En cierta forma el ser humano contemporáneo –al menos en algunos países occidentales– es como esos reyes que tienen todo tipo de estímulos y protecciones que les permiten ni siquiera pensar en la muerte, ni siquiera quedarse sólo unos segundos a pensar en su condición mortal, en su impermanencia.
Pero, por otra parte, puede que sea también el «puesto» más terrible del mundo (hablando metafóricamente de la realeza), pues en muchos sentidos es el que menos prepara al individuo para la realidad definitiva de su enfrentamiento con el vacío. Un vacío que en otras épocas y en otras culturas ha sido, por el contrario, una fuente infinita de riqueza y de sabiduría. Y con esto nos referimos tanto a la muerte como al no-hacer, a la quietud. Pascal entiende que esa quietud o ese espacio de reflexión le revela al ser humano su condición mortal, lo presenta con la realidad de su existencia y con su misma esencia. «El hombre está visiblemente hecho para pensar; ello constituye toda su dignidad y todo su mérito [….]; el orden del pensamiento está en comenzar por sí mismo». Al respecto encontramos una frase digna del más mordaz de los existencialistas modernos en el fragmento 105: «La grandeza del ser humano consiste en su habilidad de conocer su miseria».
Pensar en la miseria propia puede parecernos algo lúgubre, pero esta misma miseria es fuente de sabiduría, acaso como lo es para el budismo «la primera noble verdad», la verdad de que la existencia es sufrimiento. Para Pascal, el ser humano es:
una nada con respecto al infinito, un todo con respecto a la nada, un medio entre nada y todo. Infinitamente distante de comprender los extremos, para él, el fin y el principio de las cosas están insuperablemente escondidos en un secreto impenetrable, y es igualmente incapaz de ver la nada de donde ha sido extraído y el infinito donde está sumido.

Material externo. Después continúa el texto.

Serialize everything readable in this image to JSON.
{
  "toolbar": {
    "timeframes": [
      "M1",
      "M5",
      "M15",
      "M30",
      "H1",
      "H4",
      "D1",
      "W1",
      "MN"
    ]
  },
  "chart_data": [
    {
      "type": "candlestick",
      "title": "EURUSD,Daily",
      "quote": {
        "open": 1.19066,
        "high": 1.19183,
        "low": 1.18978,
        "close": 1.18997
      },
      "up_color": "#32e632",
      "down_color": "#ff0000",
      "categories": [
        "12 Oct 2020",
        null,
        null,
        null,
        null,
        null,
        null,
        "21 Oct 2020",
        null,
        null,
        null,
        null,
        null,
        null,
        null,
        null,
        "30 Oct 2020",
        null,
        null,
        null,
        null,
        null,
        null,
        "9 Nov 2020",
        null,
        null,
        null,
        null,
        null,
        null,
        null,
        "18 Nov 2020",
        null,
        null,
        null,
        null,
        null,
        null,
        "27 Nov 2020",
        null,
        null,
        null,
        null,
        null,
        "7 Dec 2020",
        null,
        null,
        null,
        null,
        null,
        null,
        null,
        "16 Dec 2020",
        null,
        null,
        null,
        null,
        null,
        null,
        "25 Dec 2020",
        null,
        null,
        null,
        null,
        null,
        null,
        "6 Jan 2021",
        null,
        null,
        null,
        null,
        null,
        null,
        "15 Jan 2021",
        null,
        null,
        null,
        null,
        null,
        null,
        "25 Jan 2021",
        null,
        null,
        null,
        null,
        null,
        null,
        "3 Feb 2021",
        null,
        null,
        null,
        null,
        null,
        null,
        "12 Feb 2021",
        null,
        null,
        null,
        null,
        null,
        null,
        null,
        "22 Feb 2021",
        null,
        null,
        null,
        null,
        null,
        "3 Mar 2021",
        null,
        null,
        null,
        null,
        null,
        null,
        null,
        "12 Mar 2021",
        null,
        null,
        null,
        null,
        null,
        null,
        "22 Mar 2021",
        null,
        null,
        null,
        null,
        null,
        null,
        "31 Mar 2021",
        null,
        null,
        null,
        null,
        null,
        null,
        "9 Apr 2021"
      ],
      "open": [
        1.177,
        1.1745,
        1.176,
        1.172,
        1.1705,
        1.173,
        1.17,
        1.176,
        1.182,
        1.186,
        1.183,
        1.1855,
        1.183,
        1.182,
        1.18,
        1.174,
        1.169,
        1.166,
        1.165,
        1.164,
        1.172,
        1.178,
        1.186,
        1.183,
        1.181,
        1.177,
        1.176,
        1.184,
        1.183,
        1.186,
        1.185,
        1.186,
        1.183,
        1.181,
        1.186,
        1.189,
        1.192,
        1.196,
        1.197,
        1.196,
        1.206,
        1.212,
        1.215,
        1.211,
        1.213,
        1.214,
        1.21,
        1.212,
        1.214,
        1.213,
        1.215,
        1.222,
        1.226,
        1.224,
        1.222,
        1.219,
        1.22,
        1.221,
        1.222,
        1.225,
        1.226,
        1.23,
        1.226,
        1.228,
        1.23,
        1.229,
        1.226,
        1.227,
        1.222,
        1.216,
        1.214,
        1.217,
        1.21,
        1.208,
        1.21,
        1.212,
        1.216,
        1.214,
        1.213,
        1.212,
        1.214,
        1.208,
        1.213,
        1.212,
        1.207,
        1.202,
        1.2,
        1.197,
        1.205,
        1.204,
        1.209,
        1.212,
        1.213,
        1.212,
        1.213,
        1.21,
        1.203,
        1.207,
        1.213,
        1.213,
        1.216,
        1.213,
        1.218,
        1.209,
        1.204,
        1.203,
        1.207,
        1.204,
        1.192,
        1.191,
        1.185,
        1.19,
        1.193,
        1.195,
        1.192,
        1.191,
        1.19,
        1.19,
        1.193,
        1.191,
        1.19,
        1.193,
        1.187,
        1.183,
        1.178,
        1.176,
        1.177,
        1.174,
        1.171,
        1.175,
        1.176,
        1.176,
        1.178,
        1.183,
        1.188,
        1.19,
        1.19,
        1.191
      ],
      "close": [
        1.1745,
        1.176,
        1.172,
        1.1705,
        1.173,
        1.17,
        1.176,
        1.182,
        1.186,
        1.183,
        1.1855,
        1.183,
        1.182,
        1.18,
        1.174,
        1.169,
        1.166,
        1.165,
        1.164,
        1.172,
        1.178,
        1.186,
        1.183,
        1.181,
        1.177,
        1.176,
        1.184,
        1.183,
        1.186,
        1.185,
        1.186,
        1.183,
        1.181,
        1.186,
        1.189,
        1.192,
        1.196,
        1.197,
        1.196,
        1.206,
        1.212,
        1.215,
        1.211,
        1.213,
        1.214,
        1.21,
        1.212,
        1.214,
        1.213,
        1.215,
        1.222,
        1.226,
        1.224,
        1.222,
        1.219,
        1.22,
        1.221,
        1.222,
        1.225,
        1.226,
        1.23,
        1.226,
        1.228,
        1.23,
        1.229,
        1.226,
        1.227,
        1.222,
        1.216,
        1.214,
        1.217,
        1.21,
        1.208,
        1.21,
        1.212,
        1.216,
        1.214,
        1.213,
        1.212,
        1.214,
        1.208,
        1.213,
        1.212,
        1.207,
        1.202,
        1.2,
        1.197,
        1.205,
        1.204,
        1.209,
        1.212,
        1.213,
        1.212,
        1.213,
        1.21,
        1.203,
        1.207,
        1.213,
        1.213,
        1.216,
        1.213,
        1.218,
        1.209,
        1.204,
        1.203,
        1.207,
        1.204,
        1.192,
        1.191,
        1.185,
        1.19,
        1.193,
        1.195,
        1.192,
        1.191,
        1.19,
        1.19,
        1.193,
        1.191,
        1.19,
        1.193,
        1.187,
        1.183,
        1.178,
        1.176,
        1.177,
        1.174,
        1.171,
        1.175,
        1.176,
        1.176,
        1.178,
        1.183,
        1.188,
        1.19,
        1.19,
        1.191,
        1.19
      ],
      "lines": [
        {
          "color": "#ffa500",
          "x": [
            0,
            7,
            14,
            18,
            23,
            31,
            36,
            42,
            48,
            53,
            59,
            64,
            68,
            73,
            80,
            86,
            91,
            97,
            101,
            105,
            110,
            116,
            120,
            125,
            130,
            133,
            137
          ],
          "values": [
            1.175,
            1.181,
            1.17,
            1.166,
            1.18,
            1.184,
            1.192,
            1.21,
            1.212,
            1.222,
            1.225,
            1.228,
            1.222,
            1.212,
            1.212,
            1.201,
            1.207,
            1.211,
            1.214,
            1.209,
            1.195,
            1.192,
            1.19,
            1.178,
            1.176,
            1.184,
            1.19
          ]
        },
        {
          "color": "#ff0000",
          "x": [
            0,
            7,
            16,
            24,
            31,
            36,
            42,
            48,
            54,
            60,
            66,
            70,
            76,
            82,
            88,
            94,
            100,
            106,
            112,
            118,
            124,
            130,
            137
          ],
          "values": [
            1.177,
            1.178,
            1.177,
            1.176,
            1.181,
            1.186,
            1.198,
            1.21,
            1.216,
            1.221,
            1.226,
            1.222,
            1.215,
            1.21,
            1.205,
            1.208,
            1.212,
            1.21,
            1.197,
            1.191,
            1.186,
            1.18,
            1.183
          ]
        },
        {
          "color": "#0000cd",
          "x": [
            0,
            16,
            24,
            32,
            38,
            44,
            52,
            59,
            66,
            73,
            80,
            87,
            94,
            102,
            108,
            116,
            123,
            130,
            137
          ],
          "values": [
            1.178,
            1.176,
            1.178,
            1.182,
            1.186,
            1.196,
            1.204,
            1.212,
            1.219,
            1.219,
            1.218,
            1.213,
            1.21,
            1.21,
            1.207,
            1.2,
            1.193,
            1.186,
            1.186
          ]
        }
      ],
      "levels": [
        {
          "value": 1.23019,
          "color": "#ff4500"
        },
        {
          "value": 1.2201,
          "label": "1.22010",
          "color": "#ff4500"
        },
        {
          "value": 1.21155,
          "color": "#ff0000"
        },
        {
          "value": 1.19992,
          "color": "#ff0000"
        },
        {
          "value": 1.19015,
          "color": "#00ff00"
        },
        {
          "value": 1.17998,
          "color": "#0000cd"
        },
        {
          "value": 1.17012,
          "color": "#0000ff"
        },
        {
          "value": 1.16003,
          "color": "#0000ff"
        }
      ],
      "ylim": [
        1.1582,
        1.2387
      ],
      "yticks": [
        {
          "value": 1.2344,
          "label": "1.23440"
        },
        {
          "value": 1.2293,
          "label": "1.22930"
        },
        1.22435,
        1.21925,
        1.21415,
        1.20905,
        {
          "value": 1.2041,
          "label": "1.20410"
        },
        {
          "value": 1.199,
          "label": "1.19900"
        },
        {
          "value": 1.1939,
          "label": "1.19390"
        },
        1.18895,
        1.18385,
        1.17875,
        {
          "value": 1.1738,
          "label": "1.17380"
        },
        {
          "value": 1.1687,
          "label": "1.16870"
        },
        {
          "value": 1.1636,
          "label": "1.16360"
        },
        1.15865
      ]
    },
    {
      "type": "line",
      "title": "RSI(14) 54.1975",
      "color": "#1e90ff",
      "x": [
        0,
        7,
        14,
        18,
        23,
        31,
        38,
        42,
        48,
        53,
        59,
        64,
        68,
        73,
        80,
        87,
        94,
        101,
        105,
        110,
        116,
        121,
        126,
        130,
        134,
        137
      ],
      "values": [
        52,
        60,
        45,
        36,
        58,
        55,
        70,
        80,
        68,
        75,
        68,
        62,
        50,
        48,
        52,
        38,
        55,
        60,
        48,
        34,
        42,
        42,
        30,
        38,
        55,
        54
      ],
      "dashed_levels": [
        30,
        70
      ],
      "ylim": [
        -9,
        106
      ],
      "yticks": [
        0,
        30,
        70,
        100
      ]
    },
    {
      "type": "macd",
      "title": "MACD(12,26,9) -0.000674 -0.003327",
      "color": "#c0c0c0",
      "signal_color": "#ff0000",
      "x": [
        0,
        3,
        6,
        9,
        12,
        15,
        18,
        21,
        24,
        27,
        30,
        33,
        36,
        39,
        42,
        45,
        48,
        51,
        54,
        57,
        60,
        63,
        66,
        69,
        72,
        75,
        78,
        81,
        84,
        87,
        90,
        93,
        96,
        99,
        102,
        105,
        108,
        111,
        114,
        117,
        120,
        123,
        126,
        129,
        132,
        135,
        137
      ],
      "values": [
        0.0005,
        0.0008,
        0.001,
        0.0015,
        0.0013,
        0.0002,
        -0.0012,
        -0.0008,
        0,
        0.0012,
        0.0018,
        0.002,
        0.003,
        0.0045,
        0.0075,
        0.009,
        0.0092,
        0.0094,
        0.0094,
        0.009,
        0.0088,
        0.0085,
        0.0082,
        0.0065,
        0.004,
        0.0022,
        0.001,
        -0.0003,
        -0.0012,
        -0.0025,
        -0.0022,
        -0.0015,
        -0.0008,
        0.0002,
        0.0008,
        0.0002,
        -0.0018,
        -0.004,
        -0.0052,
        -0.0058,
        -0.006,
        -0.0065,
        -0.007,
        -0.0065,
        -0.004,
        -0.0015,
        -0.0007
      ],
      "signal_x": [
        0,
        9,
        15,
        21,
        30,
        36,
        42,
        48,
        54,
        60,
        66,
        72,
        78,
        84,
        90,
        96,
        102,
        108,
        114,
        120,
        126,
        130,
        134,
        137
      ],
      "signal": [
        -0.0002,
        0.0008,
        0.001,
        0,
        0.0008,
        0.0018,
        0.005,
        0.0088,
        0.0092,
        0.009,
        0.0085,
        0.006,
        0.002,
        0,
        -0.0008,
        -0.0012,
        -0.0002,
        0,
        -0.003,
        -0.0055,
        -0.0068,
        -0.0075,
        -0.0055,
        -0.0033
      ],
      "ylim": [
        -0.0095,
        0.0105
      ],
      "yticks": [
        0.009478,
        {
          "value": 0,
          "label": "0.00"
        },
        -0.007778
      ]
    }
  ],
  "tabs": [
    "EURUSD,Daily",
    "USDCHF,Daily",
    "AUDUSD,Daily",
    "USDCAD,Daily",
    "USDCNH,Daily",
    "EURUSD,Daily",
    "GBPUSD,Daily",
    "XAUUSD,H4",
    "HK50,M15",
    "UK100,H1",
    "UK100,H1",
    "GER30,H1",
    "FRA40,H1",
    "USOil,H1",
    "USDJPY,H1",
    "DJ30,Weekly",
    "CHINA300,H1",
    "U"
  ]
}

Es en este estado de quietud, en estar solo en su habitación sin hacer nada, sin llenar el vacío con superfluo entretenimiento, que el ser humano es capaz de percibir «notas visibles» de la deidad, la cual, sin embargo, para Pascal es esencialmente un Dios inconmensurable, oculto, por el cual el individuo debe apostar a través de la fe.
Más allá de la inclinación religiosa que pueda tener o no tener dicha idea, es indudable que la frase de Pascal es sumamente relevante hoy y siempre, pues hace referencia a la capacidad que tiene una persona de ser libre, de no necesitar de cosas externas para encontrar sentido en la vida. Más aún, es indudable que existen ciclos en la vida individual y colectiva en los que la introversión, el recogimiento o simplemente la lentitud son sumamente necesarios para conservar energía y poder renovarse.